Friday, July 03, 2009
Karl Malden Dies, 97 Years Old
Karl Malden died at the age of 97. LA Times:
Karl Malden, a versatile Oscar-winning actor who built a six-decade Hollywood career playing heroes and heavies -- and, often, relatable ordinary men -- yet who was certain he was best known as a commercial pitchman for American Express, has died. He was 97.
Malden died Wednesday of natural causes at his Brentwood home, said Mila Doerner, a daughter.
He received his Academy Award for playing Mitch in the 1951 film “A Streetcar Named Desire,” a role he originated on Broadway. Two decades later, he starred in the 1970s TV series "The Streets of San Francisco" with Michael Douglas, then in his late 20s.
For more than 20 years, Malden was the spokesman for American Express travelers checks who turned "Don't leave home without them" into a national catchphrase in a series of commercials that debuted in 1973.

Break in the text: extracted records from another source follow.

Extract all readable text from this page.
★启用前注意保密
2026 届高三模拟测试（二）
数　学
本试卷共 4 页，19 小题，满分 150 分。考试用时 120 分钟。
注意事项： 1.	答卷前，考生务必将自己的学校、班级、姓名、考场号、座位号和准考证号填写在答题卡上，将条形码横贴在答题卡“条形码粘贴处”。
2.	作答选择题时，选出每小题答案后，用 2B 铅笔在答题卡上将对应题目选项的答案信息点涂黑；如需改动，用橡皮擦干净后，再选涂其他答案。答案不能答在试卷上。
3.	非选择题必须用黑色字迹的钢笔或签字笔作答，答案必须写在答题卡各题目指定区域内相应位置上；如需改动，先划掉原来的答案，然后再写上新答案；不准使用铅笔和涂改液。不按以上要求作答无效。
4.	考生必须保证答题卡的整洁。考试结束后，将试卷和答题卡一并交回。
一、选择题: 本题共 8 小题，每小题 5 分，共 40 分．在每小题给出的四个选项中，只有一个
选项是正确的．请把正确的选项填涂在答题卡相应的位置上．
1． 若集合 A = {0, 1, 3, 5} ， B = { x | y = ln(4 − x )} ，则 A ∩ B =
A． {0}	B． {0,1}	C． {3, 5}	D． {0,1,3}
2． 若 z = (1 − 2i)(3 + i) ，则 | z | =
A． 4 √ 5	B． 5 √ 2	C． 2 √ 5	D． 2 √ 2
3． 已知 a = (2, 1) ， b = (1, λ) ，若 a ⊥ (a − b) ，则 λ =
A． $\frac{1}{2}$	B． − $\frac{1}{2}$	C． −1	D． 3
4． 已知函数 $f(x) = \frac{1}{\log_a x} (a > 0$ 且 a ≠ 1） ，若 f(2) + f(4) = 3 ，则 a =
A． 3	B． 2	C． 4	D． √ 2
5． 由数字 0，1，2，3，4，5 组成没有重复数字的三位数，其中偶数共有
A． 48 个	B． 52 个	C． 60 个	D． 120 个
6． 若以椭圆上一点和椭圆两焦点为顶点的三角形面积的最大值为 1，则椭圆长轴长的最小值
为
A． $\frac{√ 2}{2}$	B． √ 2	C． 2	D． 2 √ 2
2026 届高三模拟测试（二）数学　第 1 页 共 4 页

"I never thought I was salable," Malden recalled in a 2004 interview. "I learned in my second year of drama school that I was not a leading man -- I was a character actor. So I thought, I'd better be the best character actor around."
Eva Marie Saint, who worked with him in 1954's "On the Waterfront" and became a good friend, called Malden "a consummate actor."
[She said he] "never changed, he always became the character. If you watch his work, he never falls, there's never a false move."
Rest in Peace.
Yeah, he was an Actor's Actor. All profession, no tantrums.
I saw "Streetcar" and "On The Waterfront" for film class in college. Both just blew me away, and I recognized Malden as one of the great character actors ever.